With regard to academics and maintaining a high grade point average, students should visit faculty members during their office hours. Faculty members have these open periods for discussion for a reason—to help you better understand the course material. Take advantage of these opportunities. It is also important that you dedicate time to studying each day. Make appointments with yourself and do not cancel them. Be disciplined. Find a place to study that feels comfortable and is conducive to reading, thinking and writing. Create a daily routine similar to exercising or eating meals. Although you may be tempted, do not procrastinate. Studying when you originally planned will allow for time for other facets of the college experience. 

You also should take advantage of all the campus resources to assist with your academics. Most colleges have writing centers and tutoring labs. Do not be embarrassed about using these resources—you are at college to learn, and part of learning is admitting when you need more help. Likewise, meet with your academic adviser and ask for everything that you need. If you are not honest about your strengths and weaknesses, an adviser cannot properly help you.

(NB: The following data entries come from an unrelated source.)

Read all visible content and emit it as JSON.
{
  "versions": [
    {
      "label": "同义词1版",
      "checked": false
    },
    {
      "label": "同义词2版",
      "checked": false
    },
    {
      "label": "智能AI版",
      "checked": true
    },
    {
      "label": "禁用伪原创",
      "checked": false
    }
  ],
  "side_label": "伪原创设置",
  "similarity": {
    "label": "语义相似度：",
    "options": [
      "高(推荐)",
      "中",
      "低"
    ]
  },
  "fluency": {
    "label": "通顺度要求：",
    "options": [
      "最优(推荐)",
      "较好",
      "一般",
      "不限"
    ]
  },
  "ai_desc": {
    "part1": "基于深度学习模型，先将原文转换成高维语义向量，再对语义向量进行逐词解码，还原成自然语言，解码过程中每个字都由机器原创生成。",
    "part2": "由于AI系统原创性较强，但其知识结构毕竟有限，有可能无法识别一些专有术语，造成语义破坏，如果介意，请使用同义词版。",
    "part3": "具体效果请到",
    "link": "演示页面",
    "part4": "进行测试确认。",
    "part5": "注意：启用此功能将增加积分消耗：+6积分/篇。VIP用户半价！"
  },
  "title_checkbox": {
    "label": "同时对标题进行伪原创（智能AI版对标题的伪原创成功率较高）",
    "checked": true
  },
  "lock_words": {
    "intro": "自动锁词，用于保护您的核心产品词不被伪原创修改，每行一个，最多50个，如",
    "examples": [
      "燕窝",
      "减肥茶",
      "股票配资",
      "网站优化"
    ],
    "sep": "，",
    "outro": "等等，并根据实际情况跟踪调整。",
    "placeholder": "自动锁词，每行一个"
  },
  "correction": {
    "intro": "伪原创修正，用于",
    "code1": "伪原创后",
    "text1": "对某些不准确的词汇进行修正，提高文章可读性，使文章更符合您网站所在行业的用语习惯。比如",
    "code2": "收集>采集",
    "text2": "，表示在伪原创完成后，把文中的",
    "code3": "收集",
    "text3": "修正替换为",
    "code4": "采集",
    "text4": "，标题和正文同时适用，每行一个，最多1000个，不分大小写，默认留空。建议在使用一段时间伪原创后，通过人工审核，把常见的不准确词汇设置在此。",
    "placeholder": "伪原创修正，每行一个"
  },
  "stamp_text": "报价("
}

When thinking about your major, consider the required coursework. If you are not interested in the majority of the classes, do not pursue the major. You need to pick a major that sparks your interests and passions. Once you decide, immerse yourself in your major. Pursue extra reading and participate in independent studies with faculty members. Get all that you can get out of your academic exploration and give as much as you can.

Moreover, you must be an advocate for yourself and build a support system around you. Identify mentors who can help you professionally and personally and do not be afraid to ask these individuals to serve as your mentor. Being a mentor is a great honor, and most people are willing to do it. You also may want to create a support system outside your college as well—among your family, friends and perhaps within your faith community. Sometimes, it is advantageous to talk to individuals who are detached from the institution to gain a fresh perspective.

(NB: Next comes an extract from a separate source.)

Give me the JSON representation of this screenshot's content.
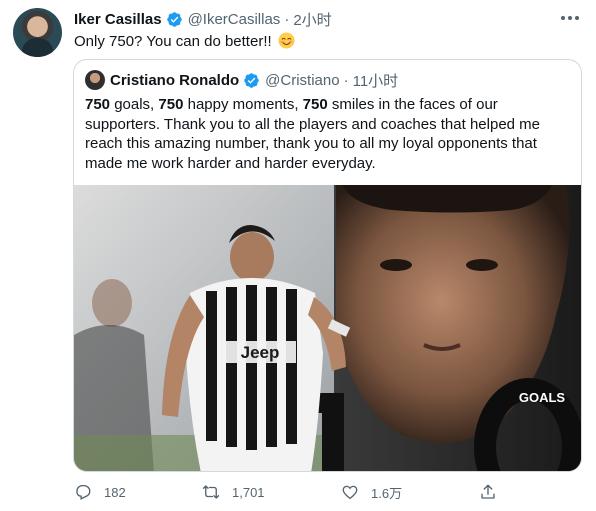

Further, in order to learn more about careers affiliated with your major, set up informational meetings with individuals in your field. Ask your faculty members or academic adviser to help with these introductions. The more perspectives and information you can gather prior to graduating, the more competitive you will be on the job market, and the more informed you will be once you secure a job.

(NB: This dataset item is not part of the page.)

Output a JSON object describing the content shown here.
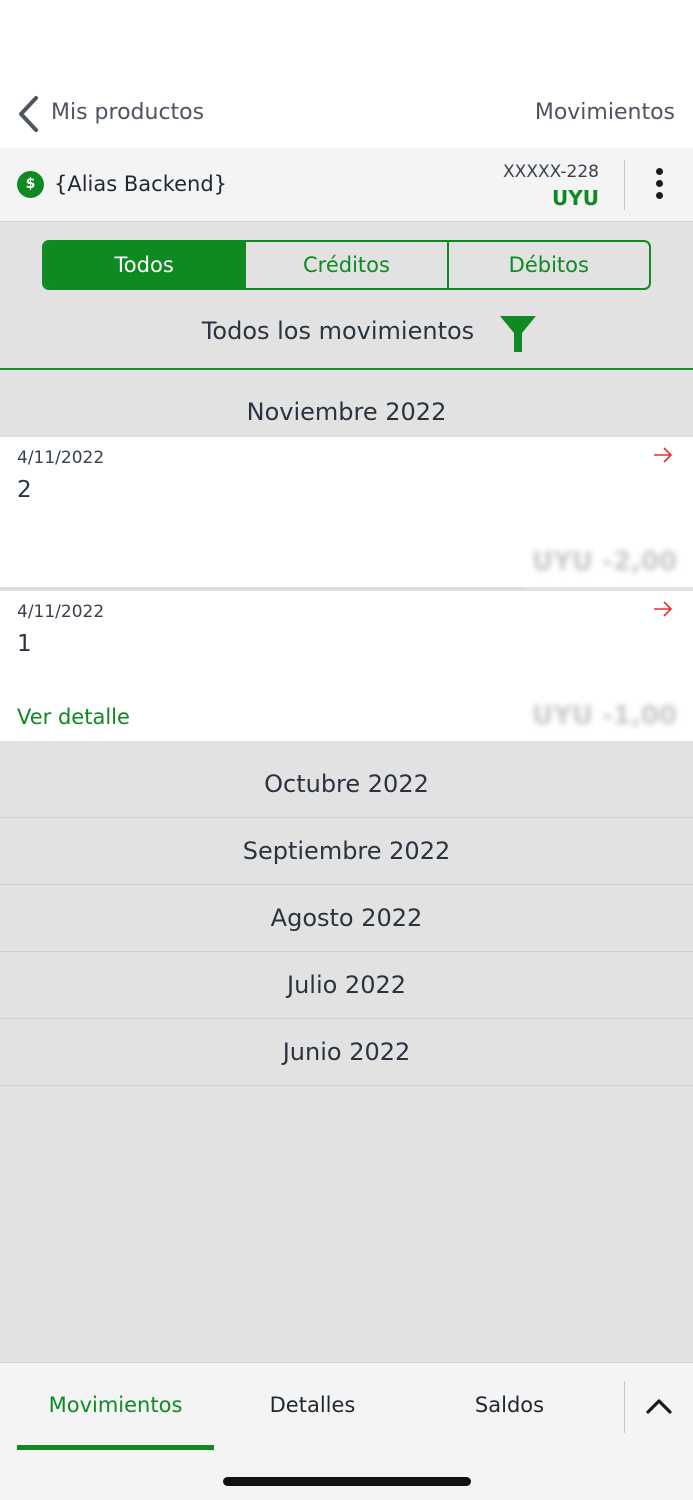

In addition to your academics, be a positive leader on campus. This will make you a well-rounded individual. Get involved in a variety of activities, including social organizations as well as student government. Spend time volunteering in the community surrounding your college—give back. You will be amazed at what you can learn from volunteering. This experience will bolster what is being taught in the classroom and often makes learning come alive.

In all that you do, be organized and have a plan. Keep your calendar up to date, check your e-mail often, and have goals. Begin with graduation and have year-to-year aspirations. Your goals may change; so be flexible, but have a guide nonetheless. Without goals it is nearly impossible to achieve success. Share your goals with your faculty mentors, your academic adviser, and your family and friends. Sharing goals makes you more likely to achieve them, as it holds you accountable.

You must engage in networking. Use all of your experiences to enhance your learning experience. Networking is most successful when you are active and busy—when you attend events and conferences. 

With a positive outlook, spurred by energy and enthusiasm, you can tackle the often daunting nature of most elite institutions. Make use of the resources and the connections that the institution has to offer to enhance your learning and meet your goals and remember along the way to share all that you have gained with the next generation of students of color.

A professor of higher education at the University of Pennsylvania, Dr. Marybeth Gasman is the author of Envisioning Black Colleges: A History of the United Negro College Fund (Johns Hopkins University Press, 2007) and lead editor of Understanding Minority Serving Institutions (SUNY Press, 2008).